Dozens of journalists in Sudan protested in Khartoum on Monday to demand an end to a crackdown on freedom of press amid the biggest challenge to Sudanese President Omar al-Bashir since he rose to power in a 1989 military coup.
Protesters have been on the streets since December 19. The protests began after bread prices surged which resulted in a lack of financial liquidity but developed into demonstrations against Bashir and his ruling National Congress Party (NCP).
Protesters today carried a large banner reading "Free Press or No Press" and marched on the main street in the Sudanese capital. Chanting "People's Voice Press".
Since the start of the wave of demonstrations, 90 journalists have been arrested, according to the network of Sudanese journalists, an anti-government group that organised a protest today. Most of them were released, the network said.
CPJ says the number of arrests has been unprecedented but it is impossible to give a precise figure because the authorities arrest journalists and then release them with more than one journalist.
The Committee to Protect Journalists also said Sudanese authorities tried to censor news coverage of protests and blocked widespread social networking sites.
Sudan's information ministry told Reuters the press freedom situation in Sudan was good.

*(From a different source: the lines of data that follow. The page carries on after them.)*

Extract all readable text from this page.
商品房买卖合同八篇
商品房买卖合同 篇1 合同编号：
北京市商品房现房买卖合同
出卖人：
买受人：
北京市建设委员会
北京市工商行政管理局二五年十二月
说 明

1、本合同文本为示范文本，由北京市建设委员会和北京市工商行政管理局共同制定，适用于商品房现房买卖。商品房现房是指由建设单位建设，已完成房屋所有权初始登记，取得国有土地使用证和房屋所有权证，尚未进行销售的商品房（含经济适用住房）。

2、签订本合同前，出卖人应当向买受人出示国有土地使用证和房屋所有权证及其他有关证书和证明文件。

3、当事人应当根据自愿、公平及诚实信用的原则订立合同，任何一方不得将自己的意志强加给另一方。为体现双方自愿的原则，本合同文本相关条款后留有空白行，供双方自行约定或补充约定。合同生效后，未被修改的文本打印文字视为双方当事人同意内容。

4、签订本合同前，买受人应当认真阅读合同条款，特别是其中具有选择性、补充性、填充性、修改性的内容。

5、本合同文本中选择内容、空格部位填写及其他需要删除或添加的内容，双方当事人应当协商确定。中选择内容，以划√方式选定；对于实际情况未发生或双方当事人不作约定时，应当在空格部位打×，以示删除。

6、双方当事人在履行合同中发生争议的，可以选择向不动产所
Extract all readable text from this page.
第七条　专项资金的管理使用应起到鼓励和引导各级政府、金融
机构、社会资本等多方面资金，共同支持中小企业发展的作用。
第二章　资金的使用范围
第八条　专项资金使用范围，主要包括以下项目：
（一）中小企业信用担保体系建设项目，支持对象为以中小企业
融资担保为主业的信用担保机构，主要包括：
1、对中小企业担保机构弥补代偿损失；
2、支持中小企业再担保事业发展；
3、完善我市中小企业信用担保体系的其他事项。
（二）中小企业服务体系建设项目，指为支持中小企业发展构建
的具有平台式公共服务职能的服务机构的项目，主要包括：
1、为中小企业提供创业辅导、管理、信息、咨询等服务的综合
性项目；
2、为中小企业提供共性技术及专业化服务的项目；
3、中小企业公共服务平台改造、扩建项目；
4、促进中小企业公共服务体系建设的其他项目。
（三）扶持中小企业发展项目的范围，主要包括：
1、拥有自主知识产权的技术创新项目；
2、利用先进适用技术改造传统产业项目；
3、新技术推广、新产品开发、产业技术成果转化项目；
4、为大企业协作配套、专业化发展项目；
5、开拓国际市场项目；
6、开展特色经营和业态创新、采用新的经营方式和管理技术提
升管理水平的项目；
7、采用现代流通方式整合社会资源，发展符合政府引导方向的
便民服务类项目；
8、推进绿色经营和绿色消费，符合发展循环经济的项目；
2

"There are newspapers of opposition parties issued in Khartoum and the freedom to demonstrate is guaranteed by the constitution and the law," said Information Minister Hassan Ismail. "There is no political crisis in Sudan, but there is an economic crisis," he said.
Al-Bashir dissolved the central government last month, appointed security officials to replace state governors, expanded police powers and banned unauthorised protests. But this did not prevent the protesters from taking to the streets.